Setting Up Rate Plans
Your company’s pricing manager creates a rate plan as a new customizable product and associates a class with it that defines its attributes. For this customizable product, she wants Payment Type to be the attribute of the parent rate plan so that the attribute is inherited by its subcomponents. She then creates another product as a subcomponent to represent the different usage types and associates it with the same class.
Next, the pricing manager sets up tier pricing for the class, specifying different tiered rates for different attribute combinations. She sets up a price list for her company and for each of the competitors. She adds both the root product and subcomponents as price list items. She associates the tier pricing with the subcomponents.
A month later, the pricing manager receives the latest publication of residential rates for a major competitor, so she updates her data with the most current information for each rate for that competitor.
Next, she realizes that the competitor has introduced a new rate plan into the market.

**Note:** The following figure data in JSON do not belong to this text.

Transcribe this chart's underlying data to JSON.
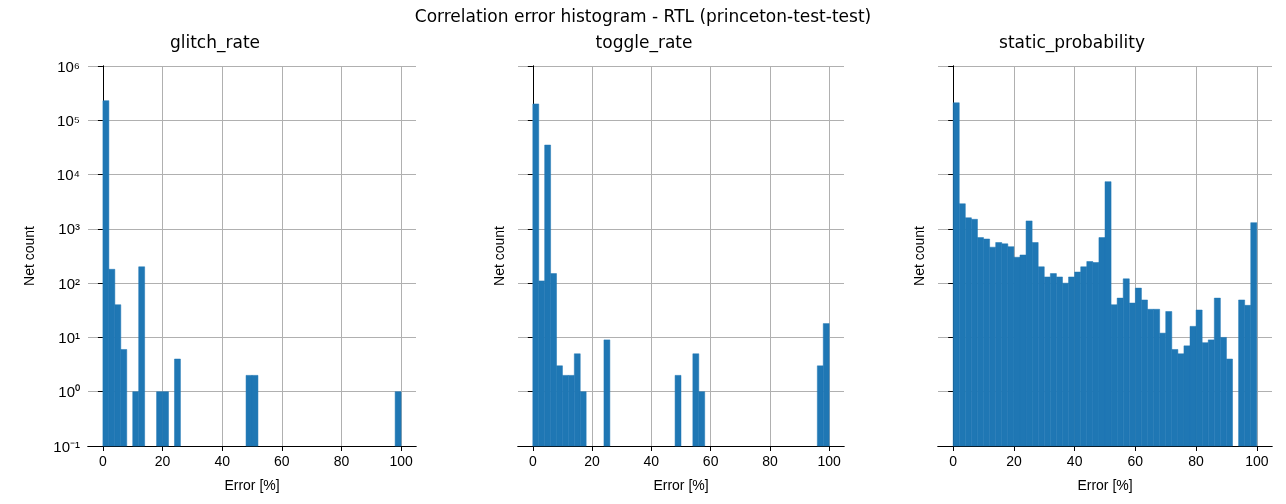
{
  "chart_data": [
    {
      "type": "histogram",
      "title": "glitch_rate",
      "xlabel": "Error [%]",
      "ylabel": "Net count",
      "annotations": [
        "Correlation error histogram - RTL (princeton-test-test)"
      ],
      "color": "#1f77b4",
      "log": "y",
      "grid": true,
      "bins": [
        0,
        2,
        4,
        6,
        8,
        10,
        12,
        14,
        16,
        18,
        20,
        22,
        24,
        26,
        28,
        30,
        32,
        34,
        36,
        38,
        40,
        42,
        44,
        46,
        48,
        50,
        52,
        54,
        56,
        58,
        60,
        62,
        64,
        66,
        68,
        70,
        72,
        74,
        76,
        78,
        80,
        82,
        84,
        86,
        88,
        90,
        92,
        94,
        96,
        98,
        100
      ],
      "values": [
        230000,
        180,
        40,
        6,
        null,
        1,
        200,
        null,
        null,
        1,
        1,
        null,
        4,
        null,
        null,
        null,
        null,
        null,
        null,
        null,
        null,
        null,
        null,
        null,
        2,
        2,
        null,
        null,
        null,
        null,
        null,
        null,
        null,
        null,
        null,
        null,
        null,
        null,
        null,
        null,
        null,
        null,
        null,
        null,
        null,
        null,
        null,
        null,
        null,
        1
      ],
      "xlim": [
        -5,
        105
      ],
      "xticks": [
        0,
        20,
        40,
        60,
        80,
        100
      ],
      "ylim": [
        0.1,
        1000000
      ],
      "yticks": [
        {
          "value": 0.1,
          "label": "10⁻¹"
        },
        {
          "value": 1,
          "label": "10⁰"
        },
        {
          "value": 10,
          "label": "10¹"
        },
        {
          "value": 100,
          "label": "10²"
        },
        {
          "value": 1000,
          "label": "10³"
        },
        {
          "value": 10000,
          "label": "10⁴"
        },
        {
          "value": 100000,
          "label": "10⁵"
        },
        {
          "value": 1000000,
          "label": "10⁶"
        }
      ]
    },
    {
      "type": "histogram",
      "title": "toggle_rate",
      "xlabel": "Error [%]",
      "ylabel": "Net count",
      "color": "#1f77b4",
      "log": "y",
      "grid": true,
      "tick_labels": "x",
      "bins": [
        0,
        2,
        4,
        6,
        8,
        10,
        12,
        14,
        16,
        18,
        20,
        22,
        24,
        26,
        28,
        30,
        32,
        34,
        36,
        38,
        40,
        42,
        44,
        46,
        48,
        50,
        52,
        54,
        56,
        58,
        60,
        62,
        64,
        66,
        68,
        70,
        72,
        74,
        76,
        78,
        80,
        82,
        84,
        86,
        88,
        90,
        92,
        94,
        96,
        98,
        100
      ],
      "values": [
        200000,
        110,
        35000,
        150,
        3,
        2,
        2,
        5,
        1,
        null,
        null,
        null,
        9,
        null,
        null,
        null,
        null,
        null,
        null,
        null,
        null,
        null,
        null,
        null,
        2,
        null,
        null,
        5,
        1,
        null,
        null,
        null,
        null,
        null,
        null,
        null,
        null,
        null,
        null,
        null,
        null,
        null,
        null,
        null,
        null,
        null,
        null,
        null,
        3,
        18
      ],
      "xlim": [
        -5,
        105
      ],
      "xticks": [
        0,
        20,
        40,
        60,
        80,
        100
      ],
      "ylim": [
        0.1,
        1000000
      ],
      "yticks": [
        {
          "value": 0.1,
          "label": null
        },
        {
          "value": 1,
          "label": null
        },
        {
          "value": 10,
          "label": null
        },
        {
          "value": 100,
          "label": null
        },
        {
          "value": 1000,
          "label": null
        },
        {
          "value": 10000,
          "label": null
        },
        {
          "value": 100000,
          "label": null
        },
        {
          "value": 1000000,
          "label": null
        }
      ]
    },
    {
      "type": "histogram",
      "title": "static_probability",
      "xlabel": "Error [%]",
      "ylabel": "Net count",
      "color": "#1f77b4",
      "log": "y",
      "grid": true,
      "tick_labels": "x",
      "bins": [
        0,
        2,
        4,
        6,
        8,
        10,
        12,
        14,
        16,
        18,
        20,
        22,
        24,
        26,
        28,
        30,
        32,
        34,
        36,
        38,
        40,
        42,
        44,
        46,
        48,
        50,
        52,
        54,
        56,
        58,
        60,
        62,
        64,
        66,
        68,
        70,
        72,
        74,
        76,
        78,
        80,
        82,
        84,
        86,
        88,
        90,
        92,
        94,
        96,
        98,
        100
      ],
      "values": [
        210000,
        2900,
        1600,
        1500,
        690,
        650,
        460,
        560,
        530,
        470,
        300,
        330,
        1400,
        560,
        200,
        130,
        150,
        130,
        100,
        130,
        160,
        200,
        250,
        240,
        690,
        7400,
        40,
        53,
        120,
        43,
        81,
        49,
        33,
        33,
        12,
        30,
        6,
        5,
        7,
        16,
        32,
        8,
        9,
        53,
        10,
        4,
        null,
        49,
        39,
        1300
      ],
      "xlim": [
        -5,
        105
      ],
      "xticks": [
        0,
        20,
        40,
        60,
        80,
        100
      ],
      "ylim": [
        0.1,
        1000000
      ],
      "yticks": [
        {
          "value": 0.1,
          "label": null
        },
        {
          "value": 1,
          "label": null
        },
        {
          "value": 10,
          "label": null
        },
        {
          "value": 100,
          "label": null
        },
        {
          "value": 1000,
          "label": null
        },
        {
          "value": 10000,
          "label": null
        },
        {
          "value": 100000,
          "label": null
        },
        {
          "value": 1000000,
          "label": null
        }
      ]
    }
  ]
}
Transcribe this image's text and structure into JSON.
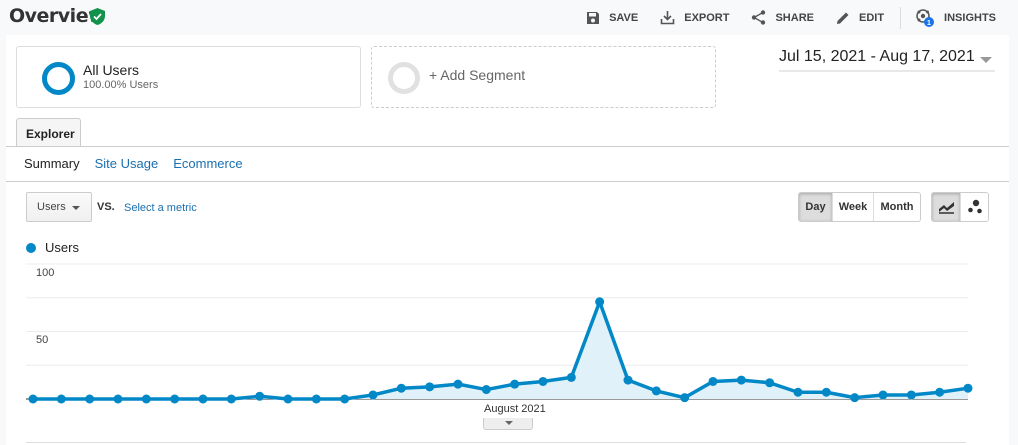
{
  "header": {
    "title": "Overview",
    "verified_icon": "shield-check-icon",
    "actions": [
      {
        "label": "SAVE",
        "icon": "save-icon"
      },
      {
        "label": "EXPORT",
        "icon": "download-icon"
      },
      {
        "label": "SHARE",
        "icon": "share-icon"
      },
      {
        "label": "EDIT",
        "icon": "pencil-icon"
      },
      {
        "label": "INSIGHTS",
        "icon": "insights-icon",
        "badge": "1"
      }
    ]
  },
  "segments": {
    "active": {
      "name": "All Users",
      "sub": "100.00% Users",
      "color": "#0288c7"
    },
    "add_label": "+ Add Segment"
  },
  "date_range": "Jul 15, 2021 - Aug 17, 2021",
  "tabs": {
    "explorer": "Explorer"
  },
  "subtabs": [
    {
      "label": "Summary",
      "active": true
    },
    {
      "label": "Site Usage",
      "active": false
    },
    {
      "label": "Ecommerce",
      "active": false
    }
  ],
  "controls": {
    "metric": "Users",
    "vs": "VS.",
    "select_metric": "Select a metric",
    "granularity": [
      {
        "label": "Day",
        "active": true
      },
      {
        "label": "Week",
        "active": false
      },
      {
        "label": "Month",
        "active": false
      }
    ],
    "chart_types": [
      {
        "icon": "line-chart-icon",
        "active": true
      },
      {
        "icon": "motion-chart-icon",
        "active": false
      }
    ]
  },
  "chart_data": {
    "type": "area",
    "title": "",
    "legend": [
      "Users"
    ],
    "series_color": "#0288c7",
    "x_start": "Jul 15, 2021",
    "x_end": "Aug 17, 2021",
    "x_tick_label": "August 2021",
    "y_ticks": [
      "100",
      "50"
    ],
    "ylim": [
      0,
      100
    ],
    "grid": true,
    "series": [
      {
        "name": "Users",
        "values": [
          0,
          0,
          0,
          0,
          0,
          0,
          0,
          0,
          2,
          0,
          0,
          0,
          3,
          8,
          9,
          11,
          7,
          11,
          13,
          16,
          72,
          14,
          6,
          1,
          13,
          14,
          12,
          5,
          5,
          1,
          3,
          3,
          5,
          8
        ]
      }
    ]
  }
}
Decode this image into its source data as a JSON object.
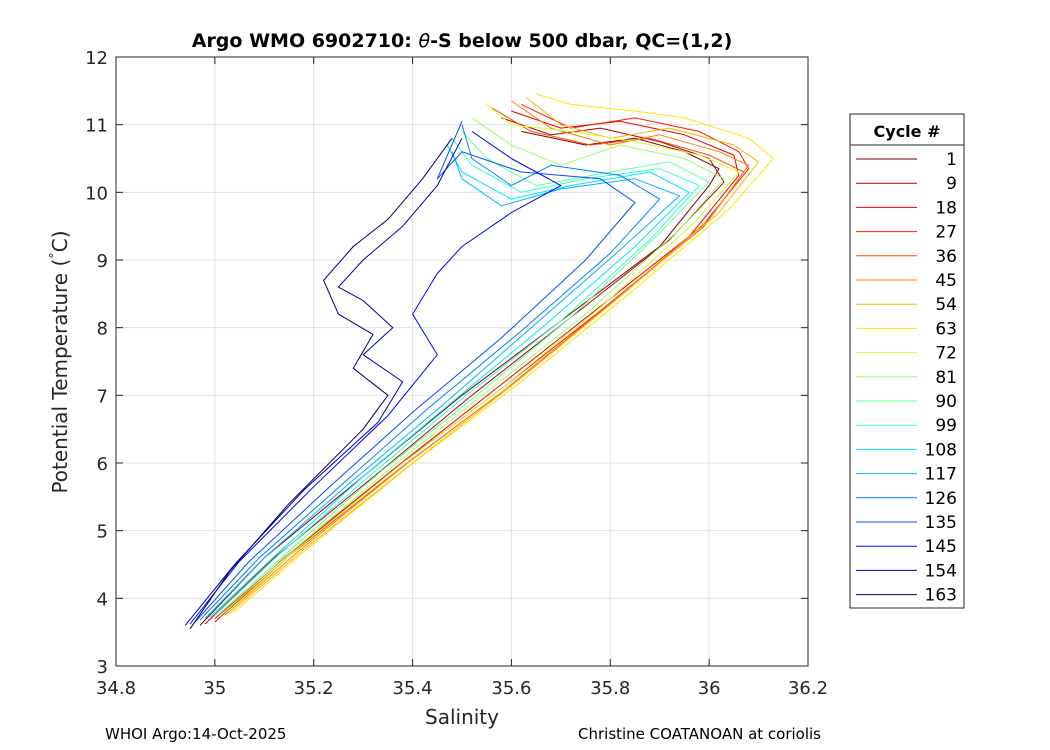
{
  "chart_data": {
    "type": "line",
    "title_parts": [
      "Argo WMO 6902710: ",
      "θ",
      "-S below 500 dbar,  QC=(1,2)"
    ],
    "xlabel": "Salinity",
    "ylabel_parts": [
      "Potential Temperature (",
      "°",
      "C)"
    ],
    "xlim": [
      34.8,
      36.2
    ],
    "ylim": [
      3,
      12
    ],
    "xticks": [
      34.8,
      35,
      35.2,
      35.4,
      35.6,
      35.8,
      36,
      36.2
    ],
    "xtick_labels": [
      "34.8",
      "35",
      "35.2",
      "35.4",
      "35.6",
      "35.8",
      "36",
      "36.2"
    ],
    "yticks": [
      3,
      4,
      5,
      6,
      7,
      8,
      9,
      10,
      11,
      12
    ],
    "ytick_labels": [
      "3",
      "4",
      "5",
      "6",
      "7",
      "8",
      "9",
      "10",
      "11",
      "12"
    ],
    "grid": true,
    "legend_title": "Cycle #",
    "legend_position": "outside-right",
    "cycles": [
      1,
      9,
      18,
      27,
      36,
      45,
      54,
      63,
      72,
      81,
      90,
      99,
      108,
      117,
      126,
      135,
      145,
      154,
      163
    ],
    "series": [
      {
        "name": "1",
        "color": "#800000",
        "values": [
          [
            34.97,
            3.6
          ],
          [
            35.1,
            4.6
          ],
          [
            35.3,
            5.8
          ],
          [
            35.5,
            7.0
          ],
          [
            35.7,
            8.1
          ],
          [
            35.9,
            9.2
          ],
          [
            36.0,
            10.1
          ],
          [
            36.02,
            10.35
          ],
          [
            35.95,
            10.6
          ],
          [
            35.85,
            10.8
          ],
          [
            35.75,
            10.7
          ],
          [
            35.62,
            10.9
          ]
        ]
      },
      {
        "name": "9",
        "color": "#b30000",
        "values": [
          [
            34.98,
            3.62
          ],
          [
            35.12,
            4.6
          ],
          [
            35.33,
            5.85
          ],
          [
            35.52,
            7.0
          ],
          [
            35.72,
            8.15
          ],
          [
            35.92,
            9.3
          ],
          [
            36.03,
            10.15
          ],
          [
            36.0,
            10.5
          ],
          [
            35.9,
            10.75
          ],
          [
            35.78,
            10.95
          ],
          [
            35.68,
            10.85
          ],
          [
            35.58,
            11.1
          ]
        ]
      },
      {
        "name": "18",
        "color": "#e60000",
        "values": [
          [
            35.0,
            3.65
          ],
          [
            35.14,
            4.6
          ],
          [
            35.36,
            5.9
          ],
          [
            35.56,
            7.05
          ],
          [
            35.76,
            8.2
          ],
          [
            35.96,
            9.35
          ],
          [
            36.06,
            10.25
          ],
          [
            36.05,
            10.55
          ],
          [
            35.95,
            10.85
          ],
          [
            35.82,
            11.05
          ],
          [
            35.7,
            10.95
          ],
          [
            35.6,
            11.2
          ]
        ]
      },
      {
        "name": "27",
        "color": "#ff1a00",
        "values": [
          [
            35.0,
            3.7
          ],
          [
            35.15,
            4.65
          ],
          [
            35.37,
            5.95
          ],
          [
            35.58,
            7.1
          ],
          [
            35.78,
            8.25
          ],
          [
            35.98,
            9.45
          ],
          [
            36.08,
            10.35
          ],
          [
            36.06,
            10.6
          ],
          [
            35.98,
            10.9
          ],
          [
            35.85,
            11.1
          ],
          [
            35.72,
            10.95
          ],
          [
            35.62,
            11.3
          ]
        ]
      },
      {
        "name": "36",
        "color": "#ff4d00",
        "values": [
          [
            35.01,
            3.72
          ],
          [
            35.16,
            4.68
          ],
          [
            35.38,
            5.95
          ],
          [
            35.59,
            7.1
          ],
          [
            35.79,
            8.3
          ],
          [
            35.99,
            9.5
          ],
          [
            36.07,
            10.3
          ],
          [
            36.0,
            10.55
          ],
          [
            35.88,
            10.8
          ],
          [
            35.76,
            10.7
          ],
          [
            35.64,
            10.9
          ],
          [
            35.56,
            11.25
          ]
        ]
      },
      {
        "name": "45",
        "color": "#ff8000",
        "values": [
          [
            35.02,
            3.75
          ],
          [
            35.17,
            4.7
          ],
          [
            35.39,
            6.0
          ],
          [
            35.6,
            7.15
          ],
          [
            35.8,
            8.35
          ],
          [
            36.0,
            9.6
          ],
          [
            36.08,
            10.4
          ],
          [
            36.02,
            10.6
          ],
          [
            35.9,
            10.85
          ],
          [
            35.8,
            10.7
          ],
          [
            35.68,
            10.95
          ],
          [
            35.6,
            11.35
          ]
        ]
      },
      {
        "name": "54",
        "color": "#ffb300",
        "values": [
          [
            35.03,
            3.78
          ],
          [
            35.18,
            4.72
          ],
          [
            35.4,
            6.0
          ],
          [
            35.61,
            7.2
          ],
          [
            35.81,
            8.4
          ],
          [
            36.02,
            9.7
          ],
          [
            36.1,
            10.45
          ],
          [
            36.05,
            10.7
          ],
          [
            35.92,
            10.95
          ],
          [
            35.8,
            10.8
          ],
          [
            35.7,
            11.0
          ],
          [
            35.63,
            11.4
          ]
        ]
      },
      {
        "name": "63",
        "color": "#ffe600",
        "values": [
          [
            35.04,
            3.8
          ],
          [
            35.19,
            4.75
          ],
          [
            35.41,
            6.05
          ],
          [
            35.62,
            7.2
          ],
          [
            35.83,
            8.45
          ],
          [
            36.04,
            9.75
          ],
          [
            36.13,
            10.5
          ],
          [
            36.08,
            10.8
          ],
          [
            35.95,
            11.1
          ],
          [
            35.85,
            11.2
          ],
          [
            35.72,
            11.3
          ],
          [
            35.65,
            11.45
          ]
        ]
      },
      {
        "name": "72",
        "color": "#ccff33",
        "values": [
          [
            35.03,
            3.82
          ],
          [
            35.17,
            4.75
          ],
          [
            35.38,
            6.0
          ],
          [
            35.58,
            7.1
          ],
          [
            35.78,
            8.3
          ],
          [
            35.97,
            9.55
          ],
          [
            36.06,
            10.3
          ],
          [
            35.98,
            10.55
          ],
          [
            35.85,
            10.75
          ],
          [
            35.72,
            10.9
          ],
          [
            35.6,
            11.0
          ],
          [
            35.55,
            11.3
          ]
        ]
      },
      {
        "name": "81",
        "color": "#99ff66",
        "values": [
          [
            35.02,
            3.8
          ],
          [
            35.16,
            4.72
          ],
          [
            35.36,
            5.95
          ],
          [
            35.55,
            7.05
          ],
          [
            35.75,
            8.2
          ],
          [
            35.94,
            9.45
          ],
          [
            36.03,
            10.2
          ],
          [
            35.95,
            10.5
          ],
          [
            35.82,
            10.7
          ],
          [
            35.7,
            10.4
          ],
          [
            35.6,
            10.7
          ],
          [
            35.52,
            11.1
          ]
        ]
      },
      {
        "name": "90",
        "color": "#66ff99",
        "values": [
          [
            35.01,
            3.78
          ],
          [
            35.15,
            4.7
          ],
          [
            35.34,
            5.9
          ],
          [
            35.53,
            7.0
          ],
          [
            35.72,
            8.15
          ],
          [
            35.9,
            9.4
          ],
          [
            36.0,
            10.15
          ],
          [
            35.92,
            10.45
          ],
          [
            35.8,
            10.3
          ],
          [
            35.65,
            10.1
          ],
          [
            35.55,
            10.5
          ],
          [
            35.5,
            10.9
          ]
        ]
      },
      {
        "name": "99",
        "color": "#33ffcc",
        "values": [
          [
            35.0,
            3.75
          ],
          [
            35.13,
            4.65
          ],
          [
            35.32,
            5.85
          ],
          [
            35.5,
            6.95
          ],
          [
            35.7,
            8.1
          ],
          [
            35.88,
            9.3
          ],
          [
            35.98,
            10.1
          ],
          [
            35.9,
            10.35
          ],
          [
            35.75,
            10.2
          ],
          [
            35.62,
            10.0
          ],
          [
            35.52,
            10.4
          ],
          [
            35.48,
            10.8
          ]
        ]
      },
      {
        "name": "108",
        "color": "#00e6ff",
        "values": [
          [
            34.99,
            3.72
          ],
          [
            35.12,
            4.62
          ],
          [
            35.3,
            5.8
          ],
          [
            35.48,
            6.9
          ],
          [
            35.67,
            8.05
          ],
          [
            35.85,
            9.2
          ],
          [
            35.96,
            10.0
          ],
          [
            35.88,
            10.3
          ],
          [
            35.72,
            10.1
          ],
          [
            35.6,
            9.9
          ],
          [
            35.5,
            10.3
          ],
          [
            35.47,
            10.7
          ]
        ]
      },
      {
        "name": "117",
        "color": "#00b3ff",
        "values": [
          [
            34.98,
            3.7
          ],
          [
            35.1,
            4.6
          ],
          [
            35.28,
            5.75
          ],
          [
            35.46,
            6.85
          ],
          [
            35.64,
            8.0
          ],
          [
            35.82,
            9.15
          ],
          [
            35.94,
            9.95
          ],
          [
            35.85,
            10.2
          ],
          [
            35.7,
            10.05
          ],
          [
            35.58,
            9.8
          ],
          [
            35.5,
            10.2
          ],
          [
            35.48,
            10.6
          ]
        ]
      },
      {
        "name": "126",
        "color": "#0080ff",
        "values": [
          [
            34.97,
            3.68
          ],
          [
            35.09,
            4.6
          ],
          [
            35.26,
            5.7
          ],
          [
            35.43,
            6.8
          ],
          [
            35.62,
            7.95
          ],
          [
            35.8,
            9.1
          ],
          [
            35.9,
            9.9
          ],
          [
            35.82,
            10.25
          ],
          [
            35.68,
            10.4
          ],
          [
            35.6,
            10.1
          ],
          [
            35.52,
            10.5
          ],
          [
            35.5,
            11.0
          ]
        ]
      },
      {
        "name": "135",
        "color": "#004dff",
        "values": [
          [
            34.96,
            3.65
          ],
          [
            35.07,
            4.55
          ],
          [
            35.24,
            5.7
          ],
          [
            35.4,
            6.75
          ],
          [
            35.58,
            7.85
          ],
          [
            35.75,
            9.0
          ],
          [
            35.85,
            9.85
          ],
          [
            35.78,
            10.2
          ],
          [
            35.62,
            10.3
          ],
          [
            35.5,
            10.6
          ],
          [
            35.45,
            10.2
          ],
          [
            35.5,
            11.05
          ]
        ]
      },
      {
        "name": "145",
        "color": "#0000ff",
        "values": [
          [
            34.95,
            3.62
          ],
          [
            35.05,
            4.55
          ],
          [
            35.2,
            5.65
          ],
          [
            35.35,
            6.7
          ],
          [
            35.45,
            7.6
          ],
          [
            35.4,
            8.2
          ],
          [
            35.45,
            8.8
          ],
          [
            35.5,
            9.2
          ],
          [
            35.6,
            9.7
          ],
          [
            35.7,
            10.1
          ],
          [
            35.6,
            10.5
          ],
          [
            35.52,
            10.9
          ]
        ]
      },
      {
        "name": "154",
        "color": "#0000b3",
        "values": [
          [
            34.94,
            3.6
          ],
          [
            35.04,
            4.5
          ],
          [
            35.18,
            5.6
          ],
          [
            35.33,
            6.6
          ],
          [
            35.38,
            7.2
          ],
          [
            35.3,
            7.6
          ],
          [
            35.36,
            8.0
          ],
          [
            35.3,
            8.4
          ],
          [
            35.25,
            8.6
          ],
          [
            35.3,
            9.0
          ],
          [
            35.38,
            9.5
          ],
          [
            35.45,
            10.1
          ],
          [
            35.5,
            10.8
          ]
        ]
      },
      {
        "name": "163",
        "color": "#000066",
        "values": [
          [
            34.95,
            3.55
          ],
          [
            35.03,
            4.4
          ],
          [
            35.15,
            5.4
          ],
          [
            35.3,
            6.5
          ],
          [
            35.35,
            7.0
          ],
          [
            35.28,
            7.4
          ],
          [
            35.32,
            7.9
          ],
          [
            35.25,
            8.2
          ],
          [
            35.22,
            8.7
          ],
          [
            35.28,
            9.2
          ],
          [
            35.35,
            9.6
          ],
          [
            35.42,
            10.2
          ],
          [
            35.48,
            10.8
          ]
        ]
      }
    ]
  },
  "footer": {
    "left": "WHOI Argo:14-Oct-2025",
    "right": "Christine COATANOAN at coriolis"
  }
}
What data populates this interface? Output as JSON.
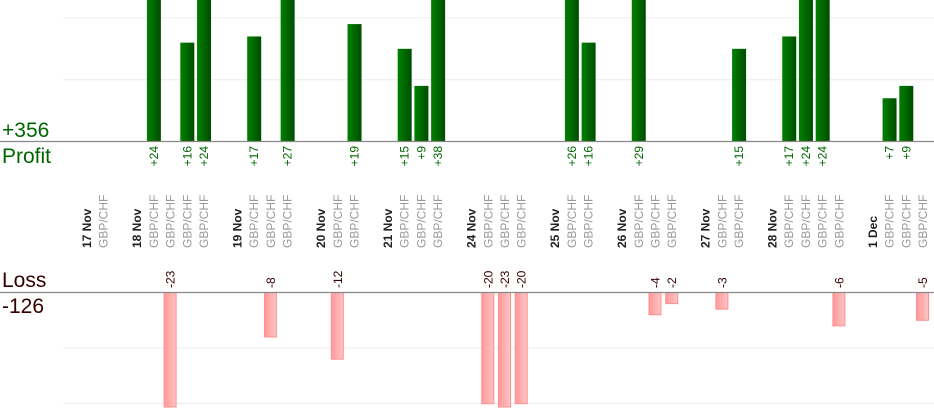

Because her company does not have an equivalent rate, she creates a new rate product for the competitor’s plan and adds it to the competitor's price list.
She can then also model the relevant pricing structure. When a customer service representative or a prospective customer chooses this rate, the comparison reports that there is no equivalent or like-for-like rate plans and returns only those rate plans that match the attributes of the competitor's product or service.
The next rate on her market intelligence gathering list is from a new competitor and therefore not in the database. She sets up a new price list for that competitor, and adds the existing equivalent rate products. She also notes that the rate is offered only within the city limits of Richardson, so she creates a rate structure for which the Region attribute has a value of Richardson.